In the last week of July, hedge funds and other money managers boosted their net long position by the equivalent of 20 million barrels, according to exchange data compiled by Kemp. Bets on rising prices rose slightly in the week to July 31, but bets that prices will drop also increased, as fears of weakening economies and oil demand growth countered concerns about supply disruptions in the Middle East and outages elsewhere. In the following week to August 6, hedge funds cut their net long position in Brent Crude by 13 million barrels, but they boosted the net long position in WTI Crude by 9 million barrels in the week which saw on August 1 oil prices tumbling in their worst one-day drop in years after U.S. President Donald Trump threatened 10-percent tariffs on all remaining Chinese goods imported into the United States. The renewed trade war lead to an oil market meltdown in the first days of August, with WTI Crude plunging by nearly 8 percent in its biggest one-day drop in four and a half years.

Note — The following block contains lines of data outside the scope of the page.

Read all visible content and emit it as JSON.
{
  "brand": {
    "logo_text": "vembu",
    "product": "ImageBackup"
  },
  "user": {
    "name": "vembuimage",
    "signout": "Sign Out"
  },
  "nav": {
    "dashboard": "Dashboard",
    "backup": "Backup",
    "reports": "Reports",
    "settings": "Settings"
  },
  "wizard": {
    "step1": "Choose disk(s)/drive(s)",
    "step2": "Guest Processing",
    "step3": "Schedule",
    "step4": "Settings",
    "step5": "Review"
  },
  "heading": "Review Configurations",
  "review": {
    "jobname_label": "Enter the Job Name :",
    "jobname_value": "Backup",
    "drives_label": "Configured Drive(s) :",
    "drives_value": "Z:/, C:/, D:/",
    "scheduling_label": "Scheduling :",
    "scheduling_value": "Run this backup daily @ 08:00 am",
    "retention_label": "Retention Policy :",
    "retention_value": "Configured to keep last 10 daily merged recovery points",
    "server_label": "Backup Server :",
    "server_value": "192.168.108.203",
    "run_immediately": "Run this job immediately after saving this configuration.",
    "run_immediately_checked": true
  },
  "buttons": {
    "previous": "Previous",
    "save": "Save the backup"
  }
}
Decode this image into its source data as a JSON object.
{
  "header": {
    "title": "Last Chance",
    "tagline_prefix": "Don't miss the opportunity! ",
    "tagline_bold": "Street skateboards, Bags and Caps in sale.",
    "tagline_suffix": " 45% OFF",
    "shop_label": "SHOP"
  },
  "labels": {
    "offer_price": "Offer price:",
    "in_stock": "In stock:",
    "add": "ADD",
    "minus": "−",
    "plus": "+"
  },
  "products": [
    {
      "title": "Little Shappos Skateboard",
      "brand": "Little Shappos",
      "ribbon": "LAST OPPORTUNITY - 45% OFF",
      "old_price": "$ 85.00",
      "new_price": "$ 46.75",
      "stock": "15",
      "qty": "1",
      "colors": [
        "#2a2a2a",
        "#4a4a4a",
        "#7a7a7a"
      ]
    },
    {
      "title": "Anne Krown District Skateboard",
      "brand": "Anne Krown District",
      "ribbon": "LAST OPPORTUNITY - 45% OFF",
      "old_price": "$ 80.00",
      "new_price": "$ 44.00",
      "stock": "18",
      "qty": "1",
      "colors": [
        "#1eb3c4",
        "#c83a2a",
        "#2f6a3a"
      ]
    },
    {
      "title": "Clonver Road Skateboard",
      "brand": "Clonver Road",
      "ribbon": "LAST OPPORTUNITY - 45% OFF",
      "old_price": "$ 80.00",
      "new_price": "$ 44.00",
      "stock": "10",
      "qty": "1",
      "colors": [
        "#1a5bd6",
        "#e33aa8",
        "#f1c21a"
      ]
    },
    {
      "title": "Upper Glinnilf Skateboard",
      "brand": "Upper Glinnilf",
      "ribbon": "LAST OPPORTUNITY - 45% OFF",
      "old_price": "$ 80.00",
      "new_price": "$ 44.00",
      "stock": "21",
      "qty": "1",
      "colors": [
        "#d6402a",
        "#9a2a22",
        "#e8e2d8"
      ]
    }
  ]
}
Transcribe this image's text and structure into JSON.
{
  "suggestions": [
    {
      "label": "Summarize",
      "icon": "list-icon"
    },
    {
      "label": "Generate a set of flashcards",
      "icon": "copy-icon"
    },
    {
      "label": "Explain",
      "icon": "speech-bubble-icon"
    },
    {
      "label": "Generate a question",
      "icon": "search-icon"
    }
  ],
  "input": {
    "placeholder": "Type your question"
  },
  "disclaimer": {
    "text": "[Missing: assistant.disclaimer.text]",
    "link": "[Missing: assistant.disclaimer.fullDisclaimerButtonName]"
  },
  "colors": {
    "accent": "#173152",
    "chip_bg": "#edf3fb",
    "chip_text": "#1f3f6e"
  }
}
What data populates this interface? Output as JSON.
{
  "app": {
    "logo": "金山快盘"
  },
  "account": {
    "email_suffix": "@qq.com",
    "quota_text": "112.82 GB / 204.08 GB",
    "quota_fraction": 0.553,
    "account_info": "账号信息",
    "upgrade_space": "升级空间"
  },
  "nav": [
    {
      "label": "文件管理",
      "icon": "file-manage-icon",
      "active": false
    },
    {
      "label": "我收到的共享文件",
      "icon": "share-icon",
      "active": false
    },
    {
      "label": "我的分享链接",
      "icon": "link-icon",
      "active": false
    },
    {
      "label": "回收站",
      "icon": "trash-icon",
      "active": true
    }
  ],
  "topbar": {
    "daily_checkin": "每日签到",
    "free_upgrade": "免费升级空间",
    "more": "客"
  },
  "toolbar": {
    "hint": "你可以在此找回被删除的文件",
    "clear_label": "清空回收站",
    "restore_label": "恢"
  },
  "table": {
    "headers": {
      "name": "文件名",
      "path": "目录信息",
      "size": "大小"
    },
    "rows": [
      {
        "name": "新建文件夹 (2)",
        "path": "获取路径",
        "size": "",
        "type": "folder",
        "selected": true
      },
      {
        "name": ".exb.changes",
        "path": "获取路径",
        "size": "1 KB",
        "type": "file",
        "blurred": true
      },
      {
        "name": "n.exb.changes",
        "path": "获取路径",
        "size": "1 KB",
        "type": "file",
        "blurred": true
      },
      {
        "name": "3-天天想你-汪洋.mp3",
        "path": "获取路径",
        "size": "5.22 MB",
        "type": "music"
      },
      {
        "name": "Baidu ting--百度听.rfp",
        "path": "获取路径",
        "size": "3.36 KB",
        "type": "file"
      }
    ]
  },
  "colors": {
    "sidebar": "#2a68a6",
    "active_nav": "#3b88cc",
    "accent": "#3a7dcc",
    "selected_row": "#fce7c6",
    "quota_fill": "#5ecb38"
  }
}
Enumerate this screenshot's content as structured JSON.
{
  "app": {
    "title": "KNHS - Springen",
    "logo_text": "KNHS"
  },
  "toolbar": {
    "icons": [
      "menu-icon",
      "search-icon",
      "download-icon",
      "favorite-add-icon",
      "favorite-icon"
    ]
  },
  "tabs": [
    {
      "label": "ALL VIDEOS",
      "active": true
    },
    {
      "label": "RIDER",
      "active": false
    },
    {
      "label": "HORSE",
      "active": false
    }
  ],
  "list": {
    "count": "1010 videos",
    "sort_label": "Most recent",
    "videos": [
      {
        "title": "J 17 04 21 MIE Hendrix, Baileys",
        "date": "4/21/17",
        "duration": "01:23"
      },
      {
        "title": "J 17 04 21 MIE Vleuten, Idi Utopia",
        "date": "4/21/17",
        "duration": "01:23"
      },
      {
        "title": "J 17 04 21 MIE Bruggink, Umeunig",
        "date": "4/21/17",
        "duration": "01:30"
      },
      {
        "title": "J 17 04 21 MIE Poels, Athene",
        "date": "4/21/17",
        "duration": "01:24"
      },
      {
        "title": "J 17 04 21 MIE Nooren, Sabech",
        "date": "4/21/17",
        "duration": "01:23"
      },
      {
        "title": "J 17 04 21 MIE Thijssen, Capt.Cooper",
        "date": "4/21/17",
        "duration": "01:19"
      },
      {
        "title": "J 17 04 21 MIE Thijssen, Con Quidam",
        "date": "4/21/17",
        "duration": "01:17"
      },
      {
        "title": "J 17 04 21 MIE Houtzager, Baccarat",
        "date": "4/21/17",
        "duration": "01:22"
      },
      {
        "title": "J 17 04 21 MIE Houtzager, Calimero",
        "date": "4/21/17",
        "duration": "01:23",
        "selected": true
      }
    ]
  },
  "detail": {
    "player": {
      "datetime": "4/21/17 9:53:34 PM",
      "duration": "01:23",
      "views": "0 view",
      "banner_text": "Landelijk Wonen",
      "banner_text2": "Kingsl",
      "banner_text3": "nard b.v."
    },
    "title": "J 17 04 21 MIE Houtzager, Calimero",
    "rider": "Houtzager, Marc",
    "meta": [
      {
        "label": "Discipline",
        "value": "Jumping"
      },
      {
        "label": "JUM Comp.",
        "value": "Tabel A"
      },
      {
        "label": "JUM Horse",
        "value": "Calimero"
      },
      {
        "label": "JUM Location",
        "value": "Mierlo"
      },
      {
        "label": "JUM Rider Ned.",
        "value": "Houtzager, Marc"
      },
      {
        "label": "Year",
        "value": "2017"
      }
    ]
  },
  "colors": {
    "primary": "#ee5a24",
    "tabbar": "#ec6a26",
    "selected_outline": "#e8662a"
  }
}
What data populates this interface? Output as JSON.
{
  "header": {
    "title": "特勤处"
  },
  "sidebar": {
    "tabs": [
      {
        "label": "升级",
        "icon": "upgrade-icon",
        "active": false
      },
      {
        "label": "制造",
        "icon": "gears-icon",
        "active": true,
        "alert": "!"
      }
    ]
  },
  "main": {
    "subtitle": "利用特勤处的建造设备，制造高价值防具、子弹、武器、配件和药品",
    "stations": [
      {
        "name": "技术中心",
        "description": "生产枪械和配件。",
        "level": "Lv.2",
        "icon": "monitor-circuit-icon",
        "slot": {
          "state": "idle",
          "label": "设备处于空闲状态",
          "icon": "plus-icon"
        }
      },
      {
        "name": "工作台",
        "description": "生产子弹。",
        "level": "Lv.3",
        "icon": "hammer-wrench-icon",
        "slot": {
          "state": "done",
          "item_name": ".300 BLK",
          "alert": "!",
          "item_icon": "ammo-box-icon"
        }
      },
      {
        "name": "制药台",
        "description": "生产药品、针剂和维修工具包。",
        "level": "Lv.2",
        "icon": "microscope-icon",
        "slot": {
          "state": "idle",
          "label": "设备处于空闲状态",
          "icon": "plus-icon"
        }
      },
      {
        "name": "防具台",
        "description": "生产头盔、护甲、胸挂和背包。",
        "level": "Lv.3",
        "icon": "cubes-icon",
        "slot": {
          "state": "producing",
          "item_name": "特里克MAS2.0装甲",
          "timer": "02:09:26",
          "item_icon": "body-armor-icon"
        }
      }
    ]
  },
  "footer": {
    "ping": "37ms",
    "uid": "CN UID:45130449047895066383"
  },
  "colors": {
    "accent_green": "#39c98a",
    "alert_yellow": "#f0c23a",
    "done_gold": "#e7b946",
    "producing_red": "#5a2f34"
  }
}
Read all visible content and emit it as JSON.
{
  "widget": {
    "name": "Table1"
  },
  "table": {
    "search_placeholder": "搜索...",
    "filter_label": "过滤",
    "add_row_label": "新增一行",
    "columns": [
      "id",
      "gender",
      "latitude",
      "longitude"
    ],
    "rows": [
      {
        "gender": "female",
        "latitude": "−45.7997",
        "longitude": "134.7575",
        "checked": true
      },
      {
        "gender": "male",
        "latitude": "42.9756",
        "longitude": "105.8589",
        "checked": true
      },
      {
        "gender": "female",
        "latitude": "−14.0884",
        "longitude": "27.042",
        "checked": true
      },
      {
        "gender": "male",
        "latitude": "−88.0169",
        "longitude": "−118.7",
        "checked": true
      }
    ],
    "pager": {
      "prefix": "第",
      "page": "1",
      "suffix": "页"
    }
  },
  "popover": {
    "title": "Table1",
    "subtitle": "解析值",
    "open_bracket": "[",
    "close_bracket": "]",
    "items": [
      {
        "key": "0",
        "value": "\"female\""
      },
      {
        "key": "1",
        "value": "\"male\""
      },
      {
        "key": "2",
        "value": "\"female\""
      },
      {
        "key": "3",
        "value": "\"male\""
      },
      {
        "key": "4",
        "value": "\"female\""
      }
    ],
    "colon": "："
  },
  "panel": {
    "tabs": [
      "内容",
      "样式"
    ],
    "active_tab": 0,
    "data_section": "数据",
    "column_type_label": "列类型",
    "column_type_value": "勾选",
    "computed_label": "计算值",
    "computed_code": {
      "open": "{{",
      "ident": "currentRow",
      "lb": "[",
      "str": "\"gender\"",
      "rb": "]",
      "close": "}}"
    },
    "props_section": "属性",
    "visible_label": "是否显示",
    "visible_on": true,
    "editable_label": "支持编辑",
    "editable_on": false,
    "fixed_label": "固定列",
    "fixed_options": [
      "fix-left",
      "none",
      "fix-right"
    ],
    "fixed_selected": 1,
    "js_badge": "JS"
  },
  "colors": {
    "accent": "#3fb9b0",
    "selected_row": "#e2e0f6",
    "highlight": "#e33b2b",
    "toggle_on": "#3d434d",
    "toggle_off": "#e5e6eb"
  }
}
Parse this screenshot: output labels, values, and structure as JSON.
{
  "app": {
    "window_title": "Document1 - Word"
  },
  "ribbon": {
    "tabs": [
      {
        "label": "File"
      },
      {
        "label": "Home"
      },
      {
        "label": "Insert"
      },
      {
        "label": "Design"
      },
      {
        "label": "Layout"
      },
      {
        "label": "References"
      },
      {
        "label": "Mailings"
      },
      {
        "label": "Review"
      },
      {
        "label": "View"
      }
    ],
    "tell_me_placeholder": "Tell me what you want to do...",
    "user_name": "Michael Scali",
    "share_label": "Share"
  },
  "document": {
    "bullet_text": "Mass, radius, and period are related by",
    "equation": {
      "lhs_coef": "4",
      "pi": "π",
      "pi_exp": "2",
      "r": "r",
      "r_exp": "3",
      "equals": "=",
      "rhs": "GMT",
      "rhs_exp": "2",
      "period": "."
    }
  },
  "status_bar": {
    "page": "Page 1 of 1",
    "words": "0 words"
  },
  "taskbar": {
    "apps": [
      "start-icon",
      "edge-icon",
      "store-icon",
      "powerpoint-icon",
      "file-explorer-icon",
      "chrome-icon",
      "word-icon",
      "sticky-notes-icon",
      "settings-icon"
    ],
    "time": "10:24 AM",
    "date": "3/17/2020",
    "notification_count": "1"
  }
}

Yet, in that week, hedge funds increased their net long position in WTI Crude by 5.4 percent, with longs up 3.5 percent and shorts down 0.5 percent, according to data from the U.S. Commodity Futures Trading Commission cited by Bloomberg. The increase in longs followed two weeks of short-selling in WTI right before President Trump abruptly ended the tentative trade war truce with the announcement of more tariffs coming.
After August 6, up to which the latest exchange data is available, oil prices recovered somewhat amid reports that Saudi Arabia had approached other members of OPEC to discuss possible steps they can take to stop the price slide. The Saudis were also quick to assure the market last Thursday that despite what they see healthy demand in all regions, they would keep exports below the 7-million-bpd mark and will do so at least through September.
While the market speculates what, if any, could be OPEC’s next moves, outlooks for global oil demand growth are getting gloomier.
Last week, the EIA lowered its global oil demand growth outlook for 2019 to 1 million bpd.
The International Energy Agency (IEA) also revised its demand growth estimates for 2019 down by 100,000 bpd to 1.1 million bpd, after seeing that between January and May demand growth was just 520,000 bpd, the lowest increase for the period since 2008.
“Clearly, the current weakness in the market reflects concerns over demand growth for the remainder of this year, as well as 2020, particularly given the current macro environment, and a ratcheting up in the trade war,” ING’s Head of Commodities Strategy, Warren Patterson, said last week, expecting 2020 to be even more bearish in terms of global oversupply, while “the longer the trade war drags on, the more downside risk there is” around demand growth outlooks.
Goldman Sachs, for example, no longer sees the U.S. and China reaching a trade deal before the 2020 presidential election in the United States, and says that concerns about a recession due to the trade spat have grown.
Going forward, hedge funds will look at trade war developments for clues about oil demand, and at Saudi Arabia, OPEC, and the tension in the Middle East for possible bullish factors on the supply side.